Early morning balloon rides through the region's otherworldly landscape have long been a hallmark of Turkey's tourism industry, and roughly 300,000 tourists are thought to take to Cappadocia's skies every year.
“It is our hope that a safer and higher standard of flying will result from the [Civil Aviation General Directorate] SHGM's development of a monitoring system,” said Bilal Ekşi, head of the SHGM, in an interview with the Anatolia news agency.
Ekşi laments that the regions where the balloons take flight are difficult to monitor and thus seldom regulated. For this reason, explained Ekşi, the remote monitor of balloons through a variety of fixed cameras and GPS taggers will be necessary to bring Cappadocia's sometimes wayward balloons under control.
“We undertook a project with the Turkish Statistics Institute [TurkStat]. The project is to follow the balloons with GPS devices,” Ekşi explained. “With the help of GPS systems that we put on the balloons, we will be able to follow online when the balloons take off, where they are flying and how fast they are going.”
Growing risk in a growing industry
While the balloon companies operating in Cappadocia are generally known to have safe flying records, the rapidly expanding nature of the industry and the recent death of a British tourist in a crash have driven the government to impose more regulation.
In May 2009 two hot air balloons collided in mid-air during a routine morning flight.
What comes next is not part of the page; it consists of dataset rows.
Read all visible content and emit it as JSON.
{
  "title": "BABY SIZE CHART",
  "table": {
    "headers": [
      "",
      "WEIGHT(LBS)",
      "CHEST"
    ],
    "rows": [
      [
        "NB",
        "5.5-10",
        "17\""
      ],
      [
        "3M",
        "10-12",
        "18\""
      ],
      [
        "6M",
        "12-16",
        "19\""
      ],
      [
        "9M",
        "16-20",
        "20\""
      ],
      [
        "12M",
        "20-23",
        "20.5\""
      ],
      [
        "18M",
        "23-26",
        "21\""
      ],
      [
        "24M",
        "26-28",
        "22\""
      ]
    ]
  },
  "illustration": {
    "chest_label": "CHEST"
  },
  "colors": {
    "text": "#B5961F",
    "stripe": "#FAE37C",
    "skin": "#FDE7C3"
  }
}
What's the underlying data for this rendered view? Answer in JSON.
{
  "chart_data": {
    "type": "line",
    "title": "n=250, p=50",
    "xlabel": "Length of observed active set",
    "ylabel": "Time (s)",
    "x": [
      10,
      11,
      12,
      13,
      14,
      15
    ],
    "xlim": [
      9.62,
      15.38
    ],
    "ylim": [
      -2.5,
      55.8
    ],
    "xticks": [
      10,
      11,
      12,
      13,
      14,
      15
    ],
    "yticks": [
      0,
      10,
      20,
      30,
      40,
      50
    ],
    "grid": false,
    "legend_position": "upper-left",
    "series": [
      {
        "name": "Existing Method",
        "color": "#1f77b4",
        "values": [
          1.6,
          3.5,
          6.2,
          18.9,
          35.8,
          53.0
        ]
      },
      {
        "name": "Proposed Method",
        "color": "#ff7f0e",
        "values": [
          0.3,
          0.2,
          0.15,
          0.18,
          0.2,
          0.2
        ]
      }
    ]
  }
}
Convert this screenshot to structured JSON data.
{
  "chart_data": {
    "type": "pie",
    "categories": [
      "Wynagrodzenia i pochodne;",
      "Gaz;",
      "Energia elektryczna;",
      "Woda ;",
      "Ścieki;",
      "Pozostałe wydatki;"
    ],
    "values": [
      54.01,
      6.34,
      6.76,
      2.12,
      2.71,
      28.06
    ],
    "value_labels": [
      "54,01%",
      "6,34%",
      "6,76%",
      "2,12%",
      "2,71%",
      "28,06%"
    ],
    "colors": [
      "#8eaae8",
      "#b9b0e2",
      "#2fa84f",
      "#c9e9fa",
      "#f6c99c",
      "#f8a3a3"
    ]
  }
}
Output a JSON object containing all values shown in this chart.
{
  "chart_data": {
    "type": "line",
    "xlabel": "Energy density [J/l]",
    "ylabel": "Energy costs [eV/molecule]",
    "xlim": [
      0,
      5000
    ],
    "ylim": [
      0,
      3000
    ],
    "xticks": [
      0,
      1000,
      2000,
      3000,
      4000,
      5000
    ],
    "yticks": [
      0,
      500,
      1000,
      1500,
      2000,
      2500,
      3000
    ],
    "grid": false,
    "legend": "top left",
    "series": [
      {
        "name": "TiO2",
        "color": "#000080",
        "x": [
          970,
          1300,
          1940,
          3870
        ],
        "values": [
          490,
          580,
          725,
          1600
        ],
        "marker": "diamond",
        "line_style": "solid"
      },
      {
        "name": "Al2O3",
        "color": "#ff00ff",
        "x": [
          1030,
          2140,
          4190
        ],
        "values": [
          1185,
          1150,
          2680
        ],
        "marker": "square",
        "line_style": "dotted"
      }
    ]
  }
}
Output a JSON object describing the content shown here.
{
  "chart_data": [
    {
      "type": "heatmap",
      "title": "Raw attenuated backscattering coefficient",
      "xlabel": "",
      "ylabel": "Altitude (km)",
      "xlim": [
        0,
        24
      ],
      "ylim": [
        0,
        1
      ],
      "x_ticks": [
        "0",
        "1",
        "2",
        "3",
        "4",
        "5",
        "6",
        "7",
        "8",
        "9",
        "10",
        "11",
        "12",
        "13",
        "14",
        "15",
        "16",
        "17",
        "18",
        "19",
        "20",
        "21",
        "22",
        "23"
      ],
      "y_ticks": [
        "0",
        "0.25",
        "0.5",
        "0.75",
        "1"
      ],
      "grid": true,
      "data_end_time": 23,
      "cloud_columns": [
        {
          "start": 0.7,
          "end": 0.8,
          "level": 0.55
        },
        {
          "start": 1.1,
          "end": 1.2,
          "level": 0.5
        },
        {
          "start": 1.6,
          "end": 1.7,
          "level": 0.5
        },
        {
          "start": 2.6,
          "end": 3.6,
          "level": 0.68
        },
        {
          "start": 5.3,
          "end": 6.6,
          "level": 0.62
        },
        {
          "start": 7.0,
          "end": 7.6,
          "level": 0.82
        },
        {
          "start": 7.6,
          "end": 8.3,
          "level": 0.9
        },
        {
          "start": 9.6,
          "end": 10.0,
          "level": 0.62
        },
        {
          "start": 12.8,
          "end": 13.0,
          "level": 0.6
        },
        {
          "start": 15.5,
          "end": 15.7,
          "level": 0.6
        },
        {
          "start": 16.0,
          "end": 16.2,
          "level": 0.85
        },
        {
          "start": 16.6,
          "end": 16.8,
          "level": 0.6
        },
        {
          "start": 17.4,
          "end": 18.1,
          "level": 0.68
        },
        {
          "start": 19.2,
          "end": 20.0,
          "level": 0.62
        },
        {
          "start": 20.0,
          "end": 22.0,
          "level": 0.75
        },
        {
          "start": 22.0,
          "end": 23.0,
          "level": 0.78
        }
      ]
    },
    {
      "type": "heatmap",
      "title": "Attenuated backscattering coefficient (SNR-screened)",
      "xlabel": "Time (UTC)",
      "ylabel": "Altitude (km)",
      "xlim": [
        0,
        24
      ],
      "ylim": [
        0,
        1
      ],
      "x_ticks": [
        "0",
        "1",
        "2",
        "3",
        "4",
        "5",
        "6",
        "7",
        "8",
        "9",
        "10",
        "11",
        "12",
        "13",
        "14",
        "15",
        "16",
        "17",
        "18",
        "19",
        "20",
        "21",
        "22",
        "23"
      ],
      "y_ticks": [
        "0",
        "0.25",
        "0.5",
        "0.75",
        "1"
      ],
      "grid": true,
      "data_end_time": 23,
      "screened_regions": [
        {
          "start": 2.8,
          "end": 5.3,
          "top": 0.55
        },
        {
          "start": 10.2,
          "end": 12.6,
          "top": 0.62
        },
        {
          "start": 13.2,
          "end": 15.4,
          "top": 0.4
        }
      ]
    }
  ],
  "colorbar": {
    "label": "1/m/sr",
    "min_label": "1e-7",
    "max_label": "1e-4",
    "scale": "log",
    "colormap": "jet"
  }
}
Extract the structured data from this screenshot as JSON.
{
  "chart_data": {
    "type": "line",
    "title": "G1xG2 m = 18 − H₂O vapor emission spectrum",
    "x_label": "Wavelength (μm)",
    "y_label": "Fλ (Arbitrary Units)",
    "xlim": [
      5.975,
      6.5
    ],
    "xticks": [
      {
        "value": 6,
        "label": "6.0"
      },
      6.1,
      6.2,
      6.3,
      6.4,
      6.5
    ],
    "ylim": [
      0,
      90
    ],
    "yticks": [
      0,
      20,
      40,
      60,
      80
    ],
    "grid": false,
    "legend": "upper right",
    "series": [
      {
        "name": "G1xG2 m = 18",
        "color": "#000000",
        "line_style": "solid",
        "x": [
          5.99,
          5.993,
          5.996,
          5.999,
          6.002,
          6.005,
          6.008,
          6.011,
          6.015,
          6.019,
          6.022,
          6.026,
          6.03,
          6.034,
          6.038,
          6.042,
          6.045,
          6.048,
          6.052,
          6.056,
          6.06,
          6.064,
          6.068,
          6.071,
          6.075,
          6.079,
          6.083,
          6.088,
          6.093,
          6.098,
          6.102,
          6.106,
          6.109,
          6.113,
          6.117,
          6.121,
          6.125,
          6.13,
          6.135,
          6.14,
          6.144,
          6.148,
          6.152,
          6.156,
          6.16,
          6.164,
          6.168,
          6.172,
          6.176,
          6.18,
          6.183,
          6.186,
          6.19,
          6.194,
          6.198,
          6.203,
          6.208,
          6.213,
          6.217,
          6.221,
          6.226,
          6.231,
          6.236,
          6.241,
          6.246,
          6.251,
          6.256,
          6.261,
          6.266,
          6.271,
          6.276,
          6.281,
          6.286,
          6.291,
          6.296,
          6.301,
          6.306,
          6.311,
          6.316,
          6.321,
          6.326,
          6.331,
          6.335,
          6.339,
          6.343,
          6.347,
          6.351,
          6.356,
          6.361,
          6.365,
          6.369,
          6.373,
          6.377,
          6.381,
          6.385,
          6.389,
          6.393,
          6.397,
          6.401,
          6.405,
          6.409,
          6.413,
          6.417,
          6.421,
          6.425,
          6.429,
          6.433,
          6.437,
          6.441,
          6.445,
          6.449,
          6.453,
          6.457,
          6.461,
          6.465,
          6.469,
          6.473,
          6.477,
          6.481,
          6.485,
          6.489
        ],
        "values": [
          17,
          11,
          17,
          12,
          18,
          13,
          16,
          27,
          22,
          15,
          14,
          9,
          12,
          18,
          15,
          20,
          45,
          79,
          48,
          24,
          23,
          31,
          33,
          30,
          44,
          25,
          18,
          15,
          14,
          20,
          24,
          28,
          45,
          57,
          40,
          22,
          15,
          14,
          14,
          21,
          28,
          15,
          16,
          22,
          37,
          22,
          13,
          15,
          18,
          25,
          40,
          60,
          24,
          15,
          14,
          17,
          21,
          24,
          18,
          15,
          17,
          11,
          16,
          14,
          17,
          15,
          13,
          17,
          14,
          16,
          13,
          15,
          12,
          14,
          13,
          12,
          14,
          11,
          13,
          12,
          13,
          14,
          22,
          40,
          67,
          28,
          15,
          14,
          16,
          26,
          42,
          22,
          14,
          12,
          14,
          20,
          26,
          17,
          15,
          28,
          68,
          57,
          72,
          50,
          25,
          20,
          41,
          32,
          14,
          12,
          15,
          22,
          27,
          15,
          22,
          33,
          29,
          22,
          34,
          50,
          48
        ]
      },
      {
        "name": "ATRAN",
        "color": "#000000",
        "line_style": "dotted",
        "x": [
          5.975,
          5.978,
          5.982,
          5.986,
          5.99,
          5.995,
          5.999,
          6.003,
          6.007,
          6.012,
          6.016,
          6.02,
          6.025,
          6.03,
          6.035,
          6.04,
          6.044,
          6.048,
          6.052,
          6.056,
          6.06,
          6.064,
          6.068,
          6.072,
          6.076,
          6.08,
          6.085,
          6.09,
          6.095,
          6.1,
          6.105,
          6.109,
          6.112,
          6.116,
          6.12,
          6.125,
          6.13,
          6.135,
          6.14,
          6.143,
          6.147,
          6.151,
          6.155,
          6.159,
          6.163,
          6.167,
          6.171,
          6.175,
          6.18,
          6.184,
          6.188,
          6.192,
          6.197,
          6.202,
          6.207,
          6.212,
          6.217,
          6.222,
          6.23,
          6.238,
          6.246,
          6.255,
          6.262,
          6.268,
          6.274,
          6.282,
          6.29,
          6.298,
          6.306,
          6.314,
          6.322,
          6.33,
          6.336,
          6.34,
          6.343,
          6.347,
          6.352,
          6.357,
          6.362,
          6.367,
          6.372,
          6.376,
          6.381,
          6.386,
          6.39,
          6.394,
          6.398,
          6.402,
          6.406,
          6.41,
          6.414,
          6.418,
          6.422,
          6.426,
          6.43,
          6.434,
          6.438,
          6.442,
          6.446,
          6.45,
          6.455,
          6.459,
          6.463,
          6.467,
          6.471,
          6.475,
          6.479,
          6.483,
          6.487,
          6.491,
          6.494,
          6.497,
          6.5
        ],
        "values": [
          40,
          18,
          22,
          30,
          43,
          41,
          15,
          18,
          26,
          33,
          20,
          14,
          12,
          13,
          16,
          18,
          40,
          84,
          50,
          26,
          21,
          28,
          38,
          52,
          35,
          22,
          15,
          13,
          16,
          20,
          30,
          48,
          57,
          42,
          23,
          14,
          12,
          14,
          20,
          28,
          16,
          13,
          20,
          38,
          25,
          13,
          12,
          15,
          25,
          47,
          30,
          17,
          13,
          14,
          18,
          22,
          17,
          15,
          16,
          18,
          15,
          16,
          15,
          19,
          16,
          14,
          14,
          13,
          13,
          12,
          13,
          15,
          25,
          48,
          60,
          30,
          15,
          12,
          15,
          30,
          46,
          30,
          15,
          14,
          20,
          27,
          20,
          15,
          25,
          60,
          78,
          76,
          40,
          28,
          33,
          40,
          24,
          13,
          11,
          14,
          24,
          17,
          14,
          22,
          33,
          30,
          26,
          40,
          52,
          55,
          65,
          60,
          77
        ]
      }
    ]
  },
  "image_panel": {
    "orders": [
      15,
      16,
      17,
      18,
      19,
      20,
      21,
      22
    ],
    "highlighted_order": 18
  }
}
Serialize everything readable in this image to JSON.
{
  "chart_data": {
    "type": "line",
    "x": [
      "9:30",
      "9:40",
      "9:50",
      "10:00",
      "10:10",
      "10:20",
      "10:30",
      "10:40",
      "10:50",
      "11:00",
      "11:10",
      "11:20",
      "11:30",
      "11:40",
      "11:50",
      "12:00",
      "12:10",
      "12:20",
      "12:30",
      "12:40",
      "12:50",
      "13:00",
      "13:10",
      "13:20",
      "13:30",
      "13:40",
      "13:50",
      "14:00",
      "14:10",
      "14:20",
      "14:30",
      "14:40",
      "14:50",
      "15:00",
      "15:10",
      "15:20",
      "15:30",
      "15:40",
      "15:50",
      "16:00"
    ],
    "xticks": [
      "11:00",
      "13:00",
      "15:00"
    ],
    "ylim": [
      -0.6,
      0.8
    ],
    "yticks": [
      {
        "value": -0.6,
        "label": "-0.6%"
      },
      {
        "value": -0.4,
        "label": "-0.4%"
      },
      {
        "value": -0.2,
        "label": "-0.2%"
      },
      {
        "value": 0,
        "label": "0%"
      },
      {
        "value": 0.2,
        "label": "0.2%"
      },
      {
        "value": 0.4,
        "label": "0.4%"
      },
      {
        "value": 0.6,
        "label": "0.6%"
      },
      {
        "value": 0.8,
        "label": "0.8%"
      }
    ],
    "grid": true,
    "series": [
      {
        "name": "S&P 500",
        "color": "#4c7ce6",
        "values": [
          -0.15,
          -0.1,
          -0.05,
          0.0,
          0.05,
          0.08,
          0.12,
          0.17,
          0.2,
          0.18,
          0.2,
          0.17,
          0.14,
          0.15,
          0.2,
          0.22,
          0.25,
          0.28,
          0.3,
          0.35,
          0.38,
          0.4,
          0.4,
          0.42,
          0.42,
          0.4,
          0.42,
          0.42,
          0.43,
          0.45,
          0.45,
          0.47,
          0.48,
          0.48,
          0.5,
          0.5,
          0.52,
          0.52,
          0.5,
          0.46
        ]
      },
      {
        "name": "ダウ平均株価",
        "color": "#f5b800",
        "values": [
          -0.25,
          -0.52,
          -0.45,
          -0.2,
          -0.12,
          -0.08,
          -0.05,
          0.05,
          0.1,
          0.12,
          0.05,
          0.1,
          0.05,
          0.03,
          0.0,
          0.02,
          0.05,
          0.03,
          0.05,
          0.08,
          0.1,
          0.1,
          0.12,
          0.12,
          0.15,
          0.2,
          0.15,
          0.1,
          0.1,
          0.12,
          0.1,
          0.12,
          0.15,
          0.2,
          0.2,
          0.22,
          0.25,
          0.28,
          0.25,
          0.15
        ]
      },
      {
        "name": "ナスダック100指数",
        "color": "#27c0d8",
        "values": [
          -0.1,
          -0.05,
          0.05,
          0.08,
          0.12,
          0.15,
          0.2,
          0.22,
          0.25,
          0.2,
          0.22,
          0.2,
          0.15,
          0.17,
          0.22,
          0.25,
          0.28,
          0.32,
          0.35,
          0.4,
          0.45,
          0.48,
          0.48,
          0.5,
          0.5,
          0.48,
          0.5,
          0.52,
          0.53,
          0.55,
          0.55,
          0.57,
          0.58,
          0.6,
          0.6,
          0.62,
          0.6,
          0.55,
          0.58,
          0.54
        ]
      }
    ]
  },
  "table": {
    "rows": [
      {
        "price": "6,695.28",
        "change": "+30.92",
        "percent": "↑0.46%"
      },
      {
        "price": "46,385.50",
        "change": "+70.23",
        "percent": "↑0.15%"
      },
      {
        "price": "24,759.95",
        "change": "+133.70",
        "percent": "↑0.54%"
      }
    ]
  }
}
One of the balloons crashed 50 meters to the ground, an accident that left English physicist Kevin Beurle dead and nine others injured.
The crash came as a shock to the industry, which had previously boasted an accident-free history. Furthermore, regulators could find few indicators of neglect or failure following the accident. Neither the company -- Kapadokya Balloons -- nor the balloon's pilot, who had over eight years of experience prior to the crash, was found to be guilty of misconduct.
Now that the skies above Cappadocia are more crowded than ever, regulators worry about the possibility of yet another collision. “While in 2006 there were 43 balloons, today there are 127,” Ekşi explained, urging that more oversight will be necessary to ensure safe skies.
Keeping the tourist trade
The SHGM's promises for active monitoring have been met with warm responses from Cappadocia's tourism community.
Göreme Mayor Nuri Cingil told Anatolia that all necessary steps should be taken to ensure the safety of the balloon industry, adding that “as regional authorities our job is to support the balloon sector. In tourism there is no place for mistakes or wasting time.”
Cappadocia's balloons attract thousands of tourists every year, and it is estimated that in peak summer months 1,500-2,000 tourists ride the balloons every day.